Tuesday, February 9, 2010

Why do I need to put a title on every aspect of my life??

I've been thinking about my little sister Holly today. Well, I usually give her a thought every day, but I had a dream last night that she had just given birth to a beautiful baby and we were sitting together on a hospital bed and I was holding her hand as we admired this new life. Of course my husband woke me from this peaceful dream at 5am to ask me where I put the W2's. WTF???? I was so pissed!! My sister's only 18 (I'm 12 years older), the same age I was when I had my first child. She's not pregnant (as far as I know!)but I haven't seen her in five years...I miss her so much that sometimes I just can't wrap my head around the fact that she's all grown up! Her and her mother moved to NY when she was 3 years old and up until that point I treated her like she was my own child. I was always over their house visiting, changing diapers, taking her for walks, to the playground, I took her everywhere with me. She was born during a very difficult time in my life and I was so thrilled to have this little ray of sunshine. So of course I was devastated when they moved....I never quite got over it I guess.

I saw her periodically throughout her childhood but still missed out on a HUGE portion of her life...Thanks Dad and Sandy, fuck you both.

(Sigh) I don't mean to sound immature but I'm still angry.
For years I always hoped that they would move back "home". Naturally hope has been replaced by me resigning to the fact that Holly is home, she's grown up in NY, gone to school, made friends and put down roots. More than likely she'll get married and have her children grow up there also. I understand that time slipped away during her teen years as she went through all the changes that teenagers go through without much thought for me. No one understands better than I do. And so I'm not hurt, none of this was her fault.

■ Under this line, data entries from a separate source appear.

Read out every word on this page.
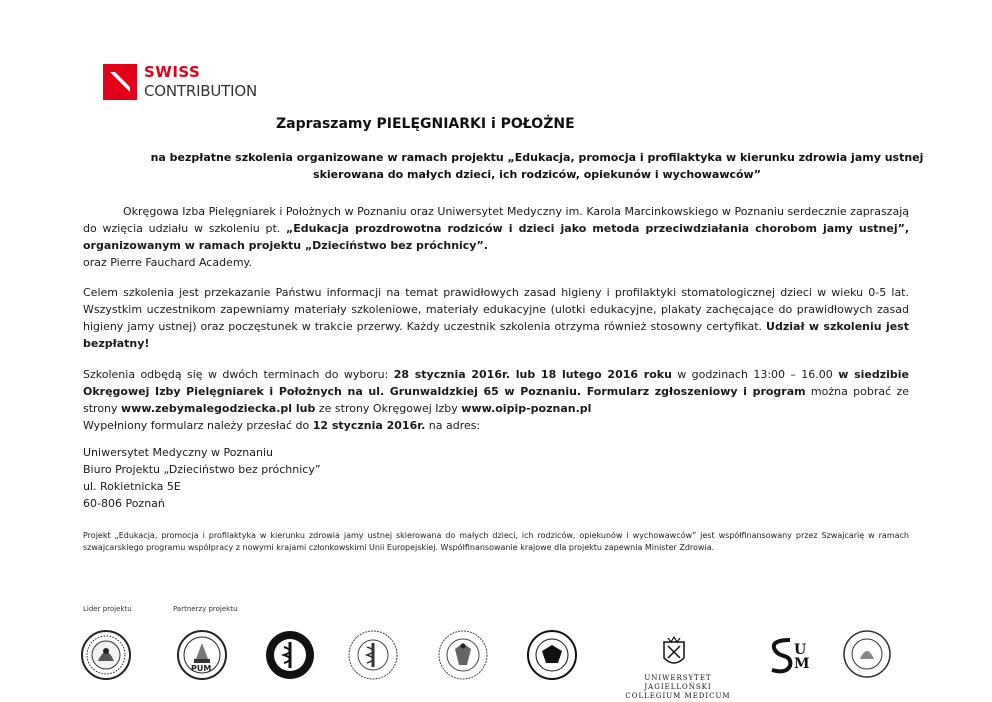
SWISS
CONTRIBUTION
Zapraszamy PIELĘGNIARKI i POŁOŻNE
na bezpłatne szkolenia organizowane w ramach projektu „Edukacja, promocja i profilaktyka w kierunku zdrowia jamy ustnej skierowana do małych dzieci, ich rodziców, opiekunów i wychowawców”
Okręgowa Izba Pielęgniarek i Położnych w Poznaniu oraz Uniwersytet Medyczny im. Karola Marcinkowskiego w Poznaniu serdecznie zapraszają do wzięcia udziału w szkoleniu pt. „Edukacja prozdrowotna rodziców i dzieci jako metoda przeciwdziałania chorobom jamy ustnej”, organizowanym w ramach projektu „Dzieciństwo bez próchnicy”.
oraz Pierre Fauchard Academy.
Celem szkolenia jest przekazanie Państwu informacji na temat prawidłowych zasad higieny i profilaktyki stomatologicznej dzieci w wieku 0-5 lat. Wszystkim uczestnikom zapewniamy materiały szkoleniowe, materiały edukacyjne (ulotki edukacyjne, plakaty zachęcające do prawidłowych zasad higieny jamy ustnej) oraz poczęstunek w trakcie przerwy. Każdy uczestnik szkolenia otrzyma również stosowny certyfikat. Udział w szkoleniu jest bezpłatny!
Szkolenia odbędą się w dwóch terminach do wyboru: 28 stycznia 2016r. lub 18 lutego 2016 roku w godzinach 13:00 – 16.00 w siedzibie Okręgowej Izby Pielęgniarek i Położnych na ul. Grunwaldzkiej 65 w Poznaniu. Formularz zgłoszeniowy i program można pobrać ze strony www.zebymalegodziecka.pl lub ze strony Okręgowej Izby www.oipip-poznan.pl
Wypełniony formularz należy przesłać do 12 stycznia 2016r. na adres:
Uniwersytet Medyczny w Poznaniu
Biuro Projektu „Dzieciństwo bez próchnicy”
ul. Rokietnicka 5E
60-806 Poznań
Projekt „Edukacja, promocja i profilaktyka w kierunku zdrowia jamy ustnej skierowana do małych dzieci, ich rodziców, opiekunów i wychowawców” jest współfinansowany przez Szwajcarię w ramach szwajcarskiego programu współpracy z nowymi krajami członkowskimi Unii Europejskiej. Współfinansowanie krajowe dla projektu zapewnia Minister Zdrowia.
Lider projektu	Partnerzy projektu
PUM
UNIWERSYTET JAGIELLOŃSKI
COLLEGIUM MEDICUM
UM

And so you probably wonder why I don't drive 4 hours to visit her....I'm not willing to stay in the same house as her mother, and staying at my dads house (trailer??) is out of the question. I'd get a hotel but I can't even get in touch with her. Even if I did, what would I say to her? What is there to talk about? I knew the child so well; she liked my cooking, or when I painted her nails, snuggled with her on the couch while watching the Lion King 50 million times, she even shared my morbid love of ghost stories and cemeteries. And I can only guess her memories of those times are vague compared to mine. I cherish those memories. And it burns my ass that we are now practically strangers. It's left such a void in my heart. Whenever Savannah sees a pic of my sister when she was little she asks "Is that me?" because they look so much alike.

So I'm going to memorize every detail of my dream last night and be grateful for that short "visit".
I wish things were different, but what can you do?
My only hope is that when she too becomes a domesticated diva like her big sis, she'll come around.